Leur défense est rodée : «Jamais nous ne rentrons dans les dossiers individuels. C’est le justiciable, qui, à l’aide de modèles, coche des cases, complète les informations et scanne les pièces nécessaires à la constitution du dossier.»Leur argumentaire martelé : «Tout est traité de manière industrielle, normée : il n’y a pas d’intervention humaine. Nous ne sommes pas des conseils, nous sommes des inventeurs de logiciel. C’est le logiciel qui cherche le tribunal compétent pour votre litige en se basant sur un algorithme, c’est lui qui trouve le Kbis [extrait du registre du commerce et des sociétés, ndlr] de l’entreprise que vous voulez attaquer grâce aux bases de données existantes. Il génère un dossier complet, avec timbre fiscal dématérialisé et signature électronique, qui est envoyé à votre adversaire en lettre recommandée par un centre de tri automatique.

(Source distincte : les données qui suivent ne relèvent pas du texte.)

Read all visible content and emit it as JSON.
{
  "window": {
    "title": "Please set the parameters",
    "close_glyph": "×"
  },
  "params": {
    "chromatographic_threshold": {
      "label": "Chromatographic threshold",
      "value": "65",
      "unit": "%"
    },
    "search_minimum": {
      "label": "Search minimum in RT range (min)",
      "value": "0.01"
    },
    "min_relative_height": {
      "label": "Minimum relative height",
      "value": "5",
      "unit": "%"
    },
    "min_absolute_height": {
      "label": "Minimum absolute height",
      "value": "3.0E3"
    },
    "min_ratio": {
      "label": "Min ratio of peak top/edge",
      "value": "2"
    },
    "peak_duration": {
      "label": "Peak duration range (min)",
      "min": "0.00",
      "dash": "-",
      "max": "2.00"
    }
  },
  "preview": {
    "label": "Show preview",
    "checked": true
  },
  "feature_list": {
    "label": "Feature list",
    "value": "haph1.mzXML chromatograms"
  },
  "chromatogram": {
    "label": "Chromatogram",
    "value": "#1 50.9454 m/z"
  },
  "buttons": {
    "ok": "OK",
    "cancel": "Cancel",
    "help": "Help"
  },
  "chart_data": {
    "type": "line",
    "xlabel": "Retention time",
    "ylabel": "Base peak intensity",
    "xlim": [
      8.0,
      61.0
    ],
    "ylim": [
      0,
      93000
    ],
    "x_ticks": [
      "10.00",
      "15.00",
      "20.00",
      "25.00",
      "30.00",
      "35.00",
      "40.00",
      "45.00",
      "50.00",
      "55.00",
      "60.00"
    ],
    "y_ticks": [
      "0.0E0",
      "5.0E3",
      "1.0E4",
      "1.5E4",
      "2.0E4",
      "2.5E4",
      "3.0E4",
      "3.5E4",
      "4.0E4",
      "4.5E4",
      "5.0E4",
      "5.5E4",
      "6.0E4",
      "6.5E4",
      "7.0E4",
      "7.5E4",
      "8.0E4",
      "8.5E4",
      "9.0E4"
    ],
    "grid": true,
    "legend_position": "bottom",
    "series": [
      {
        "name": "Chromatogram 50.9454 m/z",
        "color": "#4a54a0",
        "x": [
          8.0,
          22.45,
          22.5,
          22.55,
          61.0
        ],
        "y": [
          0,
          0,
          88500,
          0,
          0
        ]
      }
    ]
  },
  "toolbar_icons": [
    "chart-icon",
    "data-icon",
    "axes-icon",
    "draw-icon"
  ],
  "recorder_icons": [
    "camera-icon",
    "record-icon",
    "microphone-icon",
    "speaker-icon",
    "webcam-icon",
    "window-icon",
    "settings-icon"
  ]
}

Selon eux, la moitié des conflits sont résolus après l’envoi d’une procédure à l’amiable. «Un dossier complet, ça inquiète davantage votre adversaire qu’une demande sur une feuille de papier libre.»Un tiers finit au tribunal, le reste est abandonné. «La loi offre la possibilité au justiciable de saisir la justice par lui-même, nous, on lui simplifie la tâche, sinon personne ne le fera, plaident Jérémy Oinino et Léonard Sellem. Les personnes qui nous appellent n’ont jamais saisi les tribunaux ni vu d’avocat de leur vie. Il faut démystifier la justice, expliquer les étapes.» A les écouter, les avocats auraient tort de se plaindre : «Ceux qui se tournent vers nous pour de si petits litiges (800 à 1 200 euros en moyenne) n’auraient jamais été en justice s’il avait fallu payer un avocat. On augmente le nombre d’affaires devant les tribunaux, et nos adversaires, eux, saisissent toujours leurs conseils…»
Free a lui aussi contesté en justice les procédures passées par le site.«L’acte ne comporte pas de signature manuscrite et il a été fait par un tiers, non habilité à représenter le plaignant», explique Laurent Douchain, l’avocat de l’opérateur télécom. En avril, le tribunal d’instance du IIe arrondissement de Paris a donné raison à l’opérateur. Un mois plus tôt, celui d’Antibes se rangeait du côté de Demanderjustice.com.
Chancellerie. Pendant ce temps, les deux chefs d’entreprise ont entrepris «un travail de pédagogie» auprès des tribunaux. Rencontres avec les dirigeants de l’école des greffes, l’Association nationale des juges de proximité, le ministère de la Justice… Malins, ils se sont attaché les services d’un conseil, Guillaume Didier, magistrat de formation et ancien porte-parole de la chancellerie sous Rachida Dati et Michèle Alliot-Marie.
Ce dernier a déjà plaidé la cause de Demanderjustice.com auprès de l’actuelle chancellerie, qui planche sur le dossier. Car celui-ci pose une dernière question : celle du rôle de l’Etat et des missions qu’il laisse, de fait, au privé. Avec l’informatisation des tribunaux, le service public de la justice n’aurait-il pas dû faciliter lui-même l’accès au juge, complexe et intimidant ? «Les avocats auraient hurlé. Jamais l’Etat n’y serait parvenu», analyse une bonne connaisseuse du système.